Le monarchie dei paesi del golfo hanno perso la guerra contro Damasco, sostenuto da Iran, Russia e Hezbollah libanesi e oggi tentano una rivincita isolando la Repubblica islamica e i suoi simpatizzanti.

I rischi per la stabilità dei paesi del golfo sono alti con monarchie senza nessuna base di consenso democratico,che potrebbe avere sviluppi imprevedibili. L’isolamento del Qatar potrebbe portare a ritorsioni contro i Paesi che fanno affari con Doha, tra questi l’Italia alla ricerca di quote di mercato in tutti gli Stati del Golfo.

L’Europa,Gran Bretagna e Francia  ha già fatto la sua scelta schierandosi a fianco della monarchia saudita. Il premier britannico,Theresa May ha compiuto il suo primo viaggio all’estero a Riad,dove ha difeso  l’impegno militare inglese a fianco dei sauditi nella guerra in Yemen contro gli ribelli sciiti Houthi.

I francesi, dopo avere avuto rapporti con il fondo sovrano del Qatar, si sono affidati agli investimenti sauditi per salvare l’industria nucleare.

L’Italia dovrà valutare gli effetti di un eventuale schieramento per non vanificare gli sforzi compiuti in Libia dove il generale Khalifa Haftar, rivale del governo di Tripoli di Sarraj, si è schierato contro il Qatar.

Il Qatar ha sostenuto gli estremisti islamici che la Turchia ha fatto passare sull’autostrada della Jihad per combattere in Siria,le cospicue donazioni ai jihadisti da parte degli altri Paesi del Golfo rendono la situazione contraddittoria e  complicata. L’accusa di terrorismo rivolta al Qatar non regge perché le ritorsioni sono in realtà da collegare ai rapporti tra Doha e Teheran.

I sauditi,complici gli israeliani, hanno chiesto ad americani, inglesi e giordani di tagliare il “corridoio” dei rifornimenti iraniani a Damasco e Hezbollah. La posta in gioco è molto alta ed è l’equivalente della guerra all’Isis e la spartizione della Siria.

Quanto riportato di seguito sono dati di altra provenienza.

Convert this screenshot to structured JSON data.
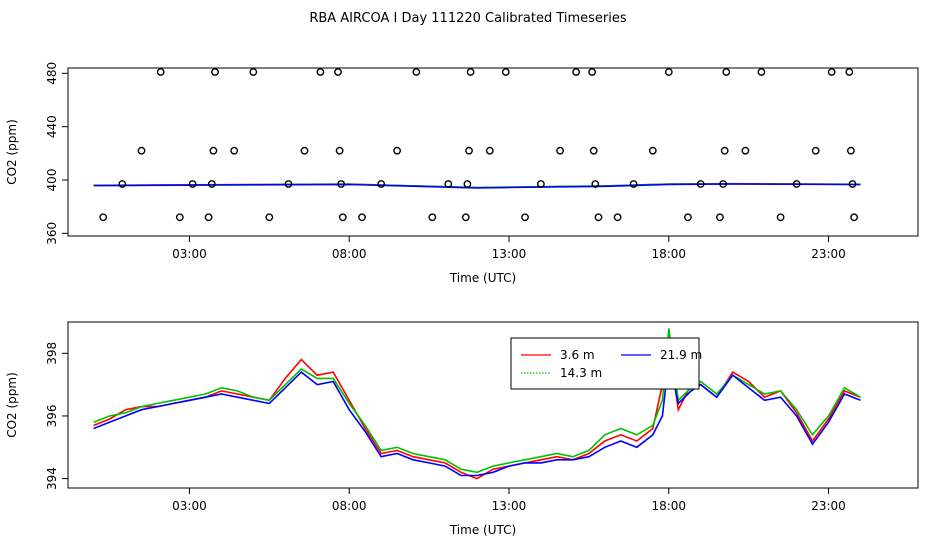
{
  "title": "RBA AIRCOA I  Day 111220  Calibrated Timeseries",
  "colors": {
    "red": "#ff0000",
    "green": "#00c000",
    "blue": "#0000ff",
    "axis": "#000000"
  },
  "chart_data": [
    {
      "type": "scatter+line",
      "xlabel": "Time (UTC)",
      "ylabel": "CO2 (ppm)",
      "xlim_hours": [
        -0.8,
        25.8
      ],
      "ylim": [
        358,
        484
      ],
      "xticks": [
        {
          "hour": 3,
          "label": "03:00"
        },
        {
          "hour": 8,
          "label": "08:00"
        },
        {
          "hour": 13,
          "label": "13:00"
        },
        {
          "hour": 18,
          "label": "18:00"
        },
        {
          "hour": 23,
          "label": "23:00"
        }
      ],
      "yticks": [
        360,
        400,
        440,
        480
      ],
      "ytick_labels": [
        "360",
        "400",
        "440",
        "480"
      ],
      "grid": false,
      "points": [
        {
          "x": 0.3,
          "y": 372
        },
        {
          "x": 0.9,
          "y": 397
        },
        {
          "x": 1.5,
          "y": 422
        },
        {
          "x": 2.1,
          "y": 481
        },
        {
          "x": 2.7,
          "y": 372
        },
        {
          "x": 3.1,
          "y": 397
        },
        {
          "x": 3.6,
          "y": 372
        },
        {
          "x": 3.7,
          "y": 397
        },
        {
          "x": 3.75,
          "y": 422
        },
        {
          "x": 3.8,
          "y": 481
        },
        {
          "x": 4.4,
          "y": 422
        },
        {
          "x": 5.0,
          "y": 481
        },
        {
          "x": 5.5,
          "y": 372
        },
        {
          "x": 6.1,
          "y": 397
        },
        {
          "x": 6.6,
          "y": 422
        },
        {
          "x": 7.1,
          "y": 481
        },
        {
          "x": 7.65,
          "y": 481
        },
        {
          "x": 7.7,
          "y": 422
        },
        {
          "x": 7.75,
          "y": 397
        },
        {
          "x": 7.8,
          "y": 372
        },
        {
          "x": 8.4,
          "y": 372
        },
        {
          "x": 9.0,
          "y": 397
        },
        {
          "x": 9.5,
          "y": 422
        },
        {
          "x": 10.1,
          "y": 481
        },
        {
          "x": 10.6,
          "y": 372
        },
        {
          "x": 11.1,
          "y": 397
        },
        {
          "x": 11.65,
          "y": 372
        },
        {
          "x": 11.7,
          "y": 397
        },
        {
          "x": 11.75,
          "y": 422
        },
        {
          "x": 11.8,
          "y": 481
        },
        {
          "x": 12.4,
          "y": 422
        },
        {
          "x": 12.9,
          "y": 481
        },
        {
          "x": 13.5,
          "y": 372
        },
        {
          "x": 14.0,
          "y": 397
        },
        {
          "x": 14.6,
          "y": 422
        },
        {
          "x": 15.1,
          "y": 481
        },
        {
          "x": 15.6,
          "y": 481
        },
        {
          "x": 15.65,
          "y": 422
        },
        {
          "x": 15.7,
          "y": 397
        },
        {
          "x": 15.8,
          "y": 372
        },
        {
          "x": 16.4,
          "y": 372
        },
        {
          "x": 16.9,
          "y": 397
        },
        {
          "x": 17.5,
          "y": 422
        },
        {
          "x": 18.0,
          "y": 481
        },
        {
          "x": 18.6,
          "y": 372
        },
        {
          "x": 19.0,
          "y": 397
        },
        {
          "x": 19.6,
          "y": 372
        },
        {
          "x": 19.7,
          "y": 397
        },
        {
          "x": 19.75,
          "y": 422
        },
        {
          "x": 19.8,
          "y": 481
        },
        {
          "x": 20.4,
          "y": 422
        },
        {
          "x": 20.9,
          "y": 481
        },
        {
          "x": 21.5,
          "y": 372
        },
        {
          "x": 22.0,
          "y": 397
        },
        {
          "x": 22.6,
          "y": 422
        },
        {
          "x": 23.1,
          "y": 481
        },
        {
          "x": 23.65,
          "y": 481
        },
        {
          "x": 23.7,
          "y": 422
        },
        {
          "x": 23.75,
          "y": 397
        },
        {
          "x": 23.8,
          "y": 372
        }
      ],
      "series": [
        {
          "color": "#ff0000",
          "x": [
            0,
            4,
            8,
            12,
            16,
            18,
            20,
            24
          ],
          "y": [
            396.0,
            396.5,
            396.9,
            394.2,
            395.5,
            397.0,
            397.2,
            396.8
          ]
        },
        {
          "color": "#00c000",
          "x": [
            0,
            4,
            8,
            12,
            16,
            18,
            20,
            24
          ],
          "y": [
            395.9,
            396.4,
            396.8,
            394.4,
            395.6,
            396.9,
            397.1,
            396.7
          ]
        },
        {
          "color": "#0000ff",
          "x": [
            0,
            4,
            8,
            12,
            16,
            18,
            20,
            24
          ],
          "y": [
            395.8,
            396.3,
            396.6,
            394.1,
            395.3,
            396.6,
            397.0,
            396.6
          ]
        }
      ]
    },
    {
      "type": "line",
      "xlabel": "Time (UTC)",
      "ylabel": "CO2 (ppm)",
      "xlim_hours": [
        -0.8,
        25.8
      ],
      "ylim": [
        393.7,
        399.0
      ],
      "xticks": [
        {
          "hour": 3,
          "label": "03:00"
        },
        {
          "hour": 8,
          "label": "08:00"
        },
        {
          "hour": 13,
          "label": "13:00"
        },
        {
          "hour": 18,
          "label": "18:00"
        },
        {
          "hour": 23,
          "label": "23:00"
        }
      ],
      "yticks": [
        394,
        396,
        398
      ],
      "ytick_labels": [
        "394",
        "396",
        "398"
      ],
      "grid": false,
      "legend_position": "top-center",
      "legend": [
        {
          "label": "3.6 m",
          "color": "#ff0000",
          "style": "solid"
        },
        {
          "label": "21.9 m",
          "color": "#0000ff",
          "style": "solid"
        },
        {
          "label": "14.3 m",
          "color": "#00c000",
          "style": "dotted"
        }
      ],
      "series": [
        {
          "name": "3.6 m",
          "color": "#ff0000",
          "x": [
            0,
            0.5,
            1,
            1.5,
            2,
            2.5,
            3,
            3.5,
            4,
            4.5,
            5,
            5.5,
            6,
            6.5,
            7,
            7.5,
            8,
            8.5,
            9,
            9.5,
            10,
            10.5,
            11,
            11.5,
            12,
            12.5,
            13,
            13.5,
            14,
            14.5,
            15,
            15.5,
            16,
            16.5,
            17,
            17.5,
            17.8,
            18,
            18.3,
            18.7,
            19,
            19.5,
            20,
            20.5,
            21,
            21.5,
            22,
            22.5,
            23,
            23.5,
            24
          ],
          "y": [
            395.7,
            395.9,
            396.2,
            396.3,
            396.3,
            396.4,
            396.5,
            396.6,
            396.8,
            396.7,
            396.6,
            396.5,
            397.2,
            397.8,
            397.3,
            397.4,
            396.5,
            395.6,
            394.8,
            394.9,
            394.7,
            394.6,
            394.5,
            394.2,
            394.0,
            394.3,
            394.4,
            394.5,
            394.6,
            394.7,
            394.6,
            394.8,
            395.2,
            395.4,
            395.2,
            395.6,
            397.0,
            398.3,
            396.2,
            397.0,
            397.0,
            396.6,
            397.4,
            397.1,
            396.6,
            396.8,
            396.1,
            395.2,
            395.9,
            396.8,
            396.6
          ]
        },
        {
          "name": "14.3 m",
          "color": "#00c000",
          "x": [
            0,
            0.5,
            1,
            1.5,
            2,
            2.5,
            3,
            3.5,
            4,
            4.5,
            5,
            5.5,
            6,
            6.5,
            7,
            7.5,
            8,
            8.5,
            9,
            9.5,
            10,
            10.5,
            11,
            11.5,
            12,
            12.5,
            13,
            13.5,
            14,
            14.5,
            15,
            15.5,
            16,
            16.5,
            17,
            17.5,
            17.8,
            18,
            18.3,
            18.7,
            19,
            19.5,
            20,
            20.5,
            21,
            21.5,
            22,
            22.5,
            23,
            23.5,
            24
          ],
          "y": [
            395.8,
            396.0,
            396.1,
            396.3,
            396.4,
            396.5,
            396.6,
            396.7,
            396.9,
            396.8,
            396.6,
            396.5,
            397.0,
            397.5,
            397.2,
            397.2,
            396.4,
            395.7,
            394.9,
            395.0,
            394.8,
            394.7,
            394.6,
            394.3,
            394.2,
            394.4,
            394.5,
            394.6,
            394.7,
            394.8,
            394.7,
            394.9,
            395.4,
            395.6,
            395.4,
            395.7,
            396.5,
            398.8,
            396.5,
            396.9,
            397.1,
            396.7,
            397.3,
            397.0,
            396.7,
            396.8,
            396.2,
            395.4,
            396.0,
            396.9,
            396.6
          ]
        },
        {
          "name": "21.9 m",
          "color": "#0000ff",
          "x": [
            0,
            0.5,
            1,
            1.5,
            2,
            2.5,
            3,
            3.5,
            4,
            4.5,
            5,
            5.5,
            6,
            6.5,
            7,
            7.5,
            8,
            8.5,
            9,
            9.5,
            10,
            10.5,
            11,
            11.5,
            12,
            12.5,
            13,
            13.5,
            14,
            14.5,
            15,
            15.5,
            16,
            16.5,
            17,
            17.5,
            17.8,
            18,
            18.3,
            18.7,
            19,
            19.5,
            20,
            20.5,
            21,
            21.5,
            22,
            22.5,
            23,
            23.5,
            24
          ],
          "y": [
            395.6,
            395.8,
            396.0,
            396.2,
            396.3,
            396.4,
            396.5,
            396.6,
            396.7,
            396.6,
            396.5,
            396.4,
            396.9,
            397.4,
            397.0,
            397.1,
            396.2,
            395.5,
            394.7,
            394.8,
            394.6,
            394.5,
            394.4,
            394.1,
            394.1,
            394.2,
            394.4,
            394.5,
            394.5,
            394.6,
            394.6,
            394.7,
            395.0,
            395.2,
            395.0,
            395.4,
            396.0,
            397.8,
            396.4,
            396.8,
            397.0,
            396.6,
            397.3,
            396.9,
            396.5,
            396.6,
            396.0,
            395.1,
            395.8,
            396.7,
            396.5
          ]
        }
      ]
    }
  ]
}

I Sauditi usando la visita di Trump si sono riposizionati autoproclamandosi paladini dell’anti-terrorismo,mentre il Qatar stenta a capire che è finita l’epoca della sua indipendenza politica.

L’occidente nel nuovo quadro politico internazionale si schiera con i paesi del golfo guardando al portafoglio e ai propri interessi senza analizzare il fatto che il wahabismo, dottrina religiosa radicale comune sia al Qatar che all’Arabia, sia la base ideologica dei movimenti islamici radicali. L’unico stato che negli anni ha combattuto contro Jihadisti  e  estremisti sunniti è stato l’Iran,ma questo ha poco peso nell’attuale fase politica.L’unica cosa che conta è opporsi alla “Mezzaluna sciita” dell’Iran e  ai suoi interessi strategici in Siria e in Iraq.